Gabe’s chest hitched with a silent laugh, then he drew in a fortifying breath. “I called her at lunch and she said she was feeling a little short of breath. She’d been up, moving around on her crutches, so I told her to kick back and take it easy.” He shook his head. “I’d see it once, maybe twice a month in a patient referred to me after a long bone fracture, but I sure as hell didn’t see it in my own house. It was
right there
, the most common sign of a blood clot in the lungs…and I didn’t see it.”
She stroked her hand over his chest, felt the heavy thump of his heart beneath her palm. It was impossible to imagine the pain, the guilt, the blame he placed on himself. There was nothing she could do about the pain—only time would heal that wound, but she could give him clarity. What he did with it was up to him. No one could do it for him.
Pushing away from his chest, Beth leaned back against his arm where it rested on the edge of the tub. “Was Rita increasing her time on the crutches, pushing a little more each day?”
A faint smile touched his lips. Memories. Good ones. “Every day. She pushed herself as hard as she did her patients.”

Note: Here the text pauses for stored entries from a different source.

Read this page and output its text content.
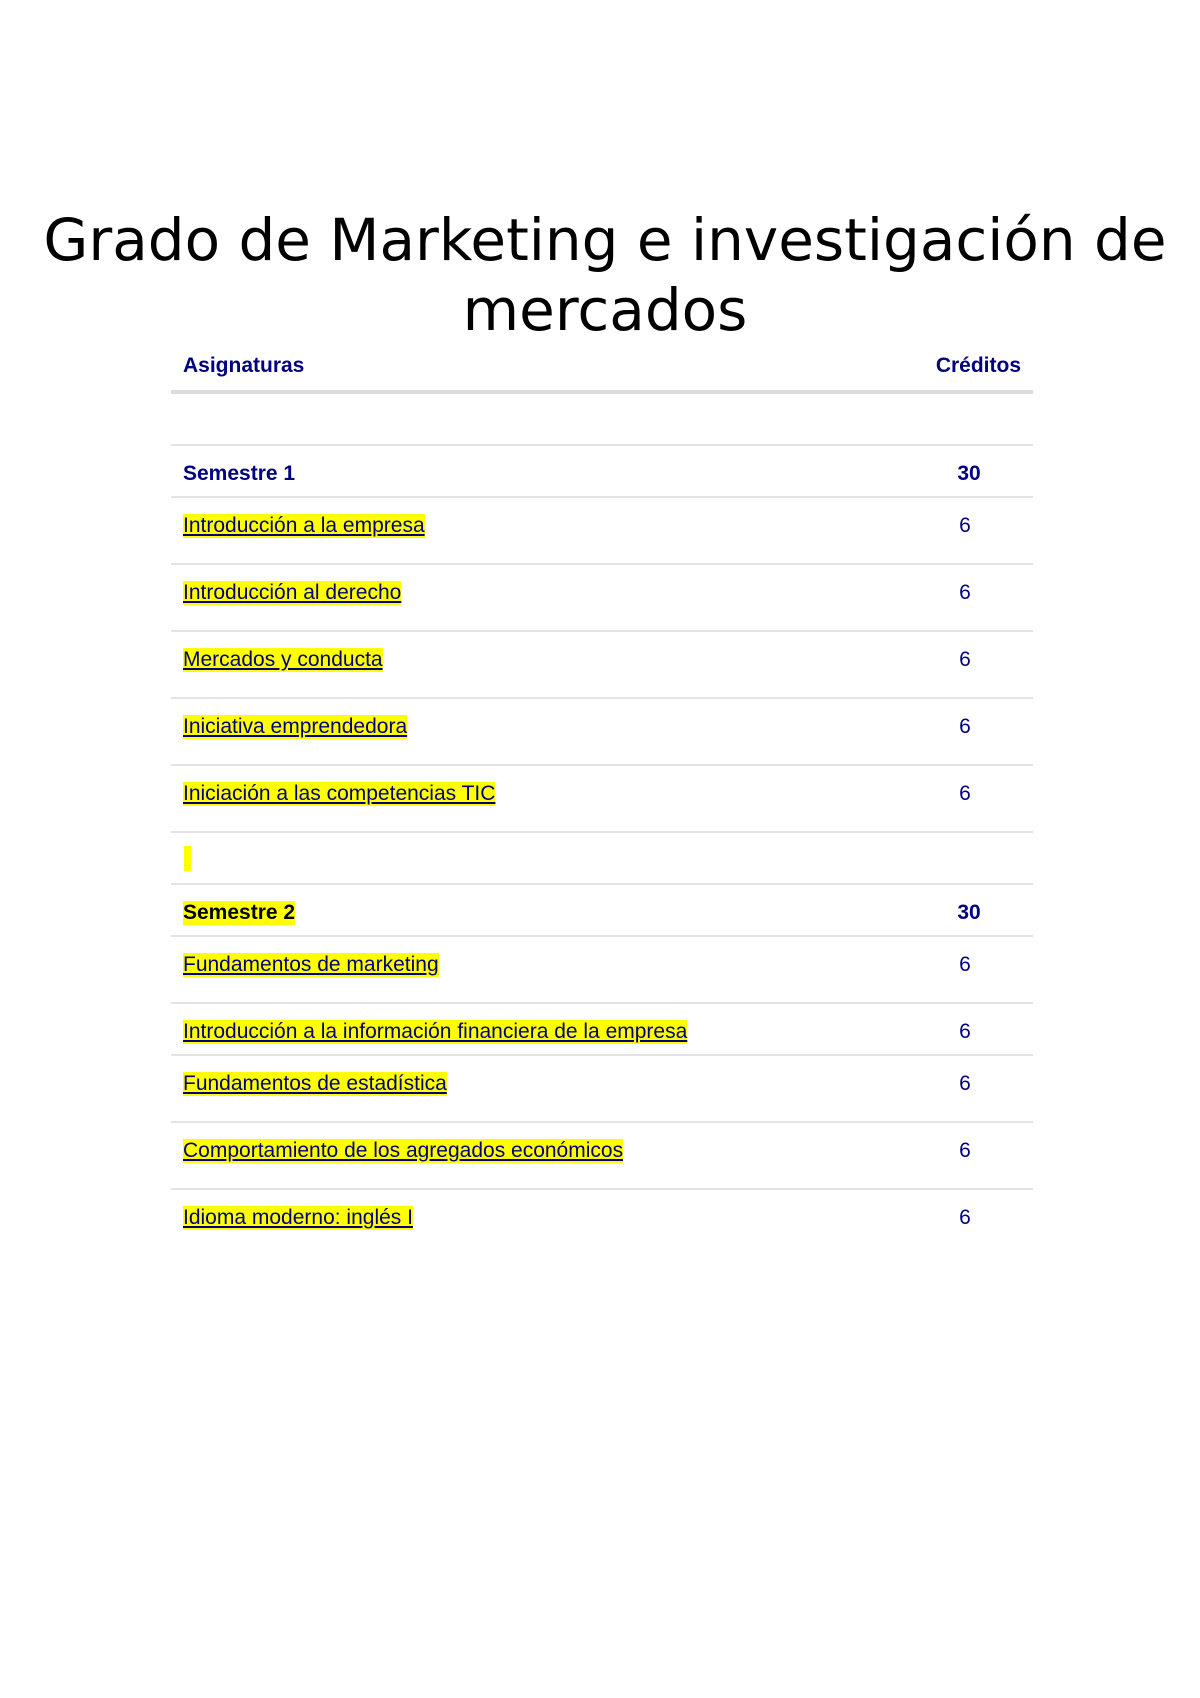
Grado de Marketing e investigación de mercados
Asignaturas	Créditos
Semestre 1	30
Introducción a la empresa	6
Introducción al derecho	6
Mercados y conducta	6
Iniciativa emprendedora	6
Iniciación a las competencias TIC	6
Semestre 2	30
Fundamentos de marketing	6
Introducción a la información financiera de la empresa	6
Fundamentos de estadística	6
Comportamiento de los agregados económicos	6
Idioma moderno: inglés I	6
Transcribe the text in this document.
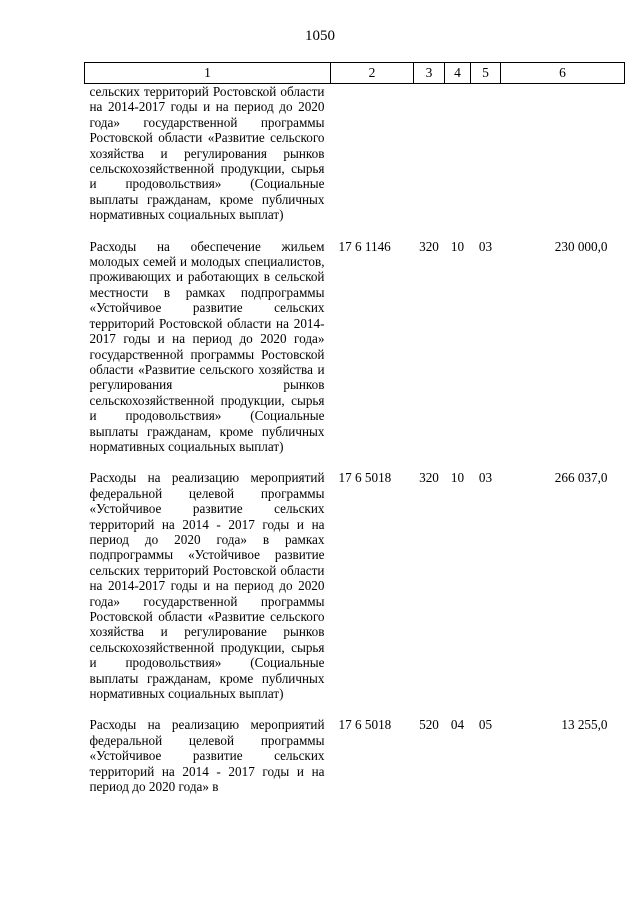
1050
1	2	3	4	5	6
сельских территорий Ростовской области на 2014-2017 годы и на период до 2020 года» государственной программы Ростовской области «Развитие сельского хозяйства и регулирования рынков сельскохозяйственной продукции, сырья и продовольствия» (Социальные выплаты гражданам, кроме публичных нормативных социальных выплат)					
Расходы на обеспечение жильем молодых семей и молодых специалистов, проживающих и работающих в сельской местности в рамках подпрограммы «Устойчивое развитие сельских территорий Ростовской области на 2014-2017 годы и на период до 2020 года» государственной программы Ростовской области «Развитие сельского хозяйства и регулирования рынков сельскохозяйственной продукции, сырья и продовольствия» (Социальные выплаты гражданам, кроме публичных нормативных социальных выплат)	17 6 1146	320	10	03	230 000,0
Расходы на реализацию мероприятий федеральной целевой программы «Устойчивое развитие сельских территорий на 2014 - 2017 годы и на период до 2020 года» в рамках подпрограммы «Устойчивое развитие сельских территорий Ростовской области на 2014-2017 годы и на период до 2020 года» государственной программы Ростовской области «Развитие сельского хозяйства и регулирование рынков сельскохозяйственной продукции, сырья и продовольствия» (Социальные выплаты гражданам, кроме публичных нормативных социальных выплат)	17 6 5018	320	10	03	266 037,0
Расходы на реализацию мероприятий федеральной целевой программы «Устойчивое развитие сельских территорий на 2014 - 2017 годы и на период до 2020 года» в	17 6 5018	520	04	05	13 255,0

Maybe even harder, especially if someone wasn’t there to stop her. “Did she have any signs of an embolus when you left her that morning? Any of the symptoms you just described?”
“She was fine when I left her, but…”
“Was it something that started slowly, something you’d seen gradually increasing over a matter of days?”
The look he gave her clearly said,
were you sleeping in class during the lecture on this?
“No, of course not. You know as well as I do that’s not how a blood clot works in this instance.”
Bingo. “And if it were one of your patients or a colleague, if the situation were reversed, what would you tell them?”
He just stared at her, wheels turning, thoughts processing. When he finally spoke, his voice held a tremor. “The same thing you’re telling me. What everyone has been telling me for the past two years.”
“And that is?”
“It wasn’t my fault.” His chest rose and fell with large gulps of air. “It wasn’t my fault.” He wrapped his body around her and buried his face in the curve of her neck. She held him there, as the water churned around them, until the shaking stopped.